Julien is drowning in grief and doesn’t see the point of writing letters to his beloved that she will never get to read. But she promised him she will be able to read them, and after he writes them all, something wonderful will happen in his life.

Julien finally asserts himself to write that first letter of heartfelt sadness, filling Helene in on their little boy’s life and how much better his son is adjusting, better than himself, as Arthur is okay knowing his mom is now an angel, despite the many dreams he has of her. Julien feels like the love of his life was ripped from him, and that everything else now in his life feels like pretend. I felt that.

One day while visiting Helene’s grave, Julien meets Sophie who is a sculptor who fixes damaged gravestones. Julien learns a lot about life and death from their coincidental meetings. Julien’s friendship with his wife’s best friend, Catherine, develops too. Catherine has been kind enough to help out with little Arthur, but steeped in her own grief over the loss of her best friend, the two avoid each other until one day when they fall apart with each other and their loneliness catches up with them. In the aftermath, the guilt Julien feels as though he betrayed his wife, leads him into visiting her grave and asking for a sign of forgiveness. Meanwhile, Catherine is harboring secret attraction to Julien.

Julien has been hiding his letters to his wife in a secret opening in her gravestone. One day he visits and goes to add another letter to the secret spot, and finds they’re all gone. Julien becomes consumed with how this could be. In this moment he becomes a believer. “The fact that someone dies doesn’t mean they aren’t here.”

The mystery of the missing letters has Julien wondering who could be taking, reading the letters, and leaving objects of poetry, songs, and love quotes in their place for him to find. Julien keeps busy with his son, his letters and visiting Helene’s grave often. All the while he, and us the readers, are wondering who is taking his letters. Julien doesn’t figure this out until the end of the book.

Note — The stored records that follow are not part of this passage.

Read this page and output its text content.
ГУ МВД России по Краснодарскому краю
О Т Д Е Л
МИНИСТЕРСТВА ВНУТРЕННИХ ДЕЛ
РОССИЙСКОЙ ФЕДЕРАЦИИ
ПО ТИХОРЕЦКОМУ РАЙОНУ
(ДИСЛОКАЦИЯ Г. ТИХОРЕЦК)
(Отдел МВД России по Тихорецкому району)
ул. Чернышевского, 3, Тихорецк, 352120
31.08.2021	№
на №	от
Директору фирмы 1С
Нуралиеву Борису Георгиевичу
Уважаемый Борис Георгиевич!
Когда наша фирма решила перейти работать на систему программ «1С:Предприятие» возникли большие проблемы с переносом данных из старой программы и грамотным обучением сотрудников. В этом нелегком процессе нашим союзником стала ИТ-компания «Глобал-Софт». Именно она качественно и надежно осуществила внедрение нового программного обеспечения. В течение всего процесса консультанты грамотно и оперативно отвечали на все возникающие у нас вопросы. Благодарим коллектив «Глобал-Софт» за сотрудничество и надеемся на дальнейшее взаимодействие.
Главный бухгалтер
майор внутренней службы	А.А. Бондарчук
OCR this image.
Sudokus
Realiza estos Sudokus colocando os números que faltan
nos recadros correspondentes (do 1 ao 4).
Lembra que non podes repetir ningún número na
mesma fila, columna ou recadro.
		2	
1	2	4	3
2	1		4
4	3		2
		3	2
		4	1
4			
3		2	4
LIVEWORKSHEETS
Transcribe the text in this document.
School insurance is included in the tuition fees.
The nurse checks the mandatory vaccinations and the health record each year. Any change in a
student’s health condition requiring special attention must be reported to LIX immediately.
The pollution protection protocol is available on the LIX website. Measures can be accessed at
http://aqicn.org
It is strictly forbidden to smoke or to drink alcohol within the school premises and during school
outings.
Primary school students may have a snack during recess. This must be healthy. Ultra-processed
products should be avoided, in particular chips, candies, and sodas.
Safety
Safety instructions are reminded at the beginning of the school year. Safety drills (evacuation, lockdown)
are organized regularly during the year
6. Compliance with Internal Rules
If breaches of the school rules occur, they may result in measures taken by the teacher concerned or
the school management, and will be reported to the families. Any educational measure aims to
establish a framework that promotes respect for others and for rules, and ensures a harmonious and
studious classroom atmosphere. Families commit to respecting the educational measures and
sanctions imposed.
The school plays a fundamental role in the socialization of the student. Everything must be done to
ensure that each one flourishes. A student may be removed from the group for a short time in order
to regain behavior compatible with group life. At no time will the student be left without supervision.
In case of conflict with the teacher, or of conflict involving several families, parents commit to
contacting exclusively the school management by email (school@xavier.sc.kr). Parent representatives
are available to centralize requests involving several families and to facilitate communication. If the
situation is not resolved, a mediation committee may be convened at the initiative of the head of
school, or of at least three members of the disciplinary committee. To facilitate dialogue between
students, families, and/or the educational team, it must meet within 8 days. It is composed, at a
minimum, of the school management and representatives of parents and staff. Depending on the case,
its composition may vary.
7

Through the gifts left to him and some surprising other incidents that occurred in Julien’s life, in between letters, he is learning that he does hunger for love more than he wants to remain a depressed and broken person. And through his time of writing those letters, he met new people, which Helene knew would ultimately bring her Julien happiness once again.

Julien had once seen a beautiful inscription in a slab of stone inscribed with “We will have each other again, like once in May. But until then, I will live and love.” He remembered that epitaph from time to time, and eventually learns how to find peace in that statement.

This quote hit home with me:

Quote: “It feels strange to go everywhere on my own now. And mainly, to leave alone.”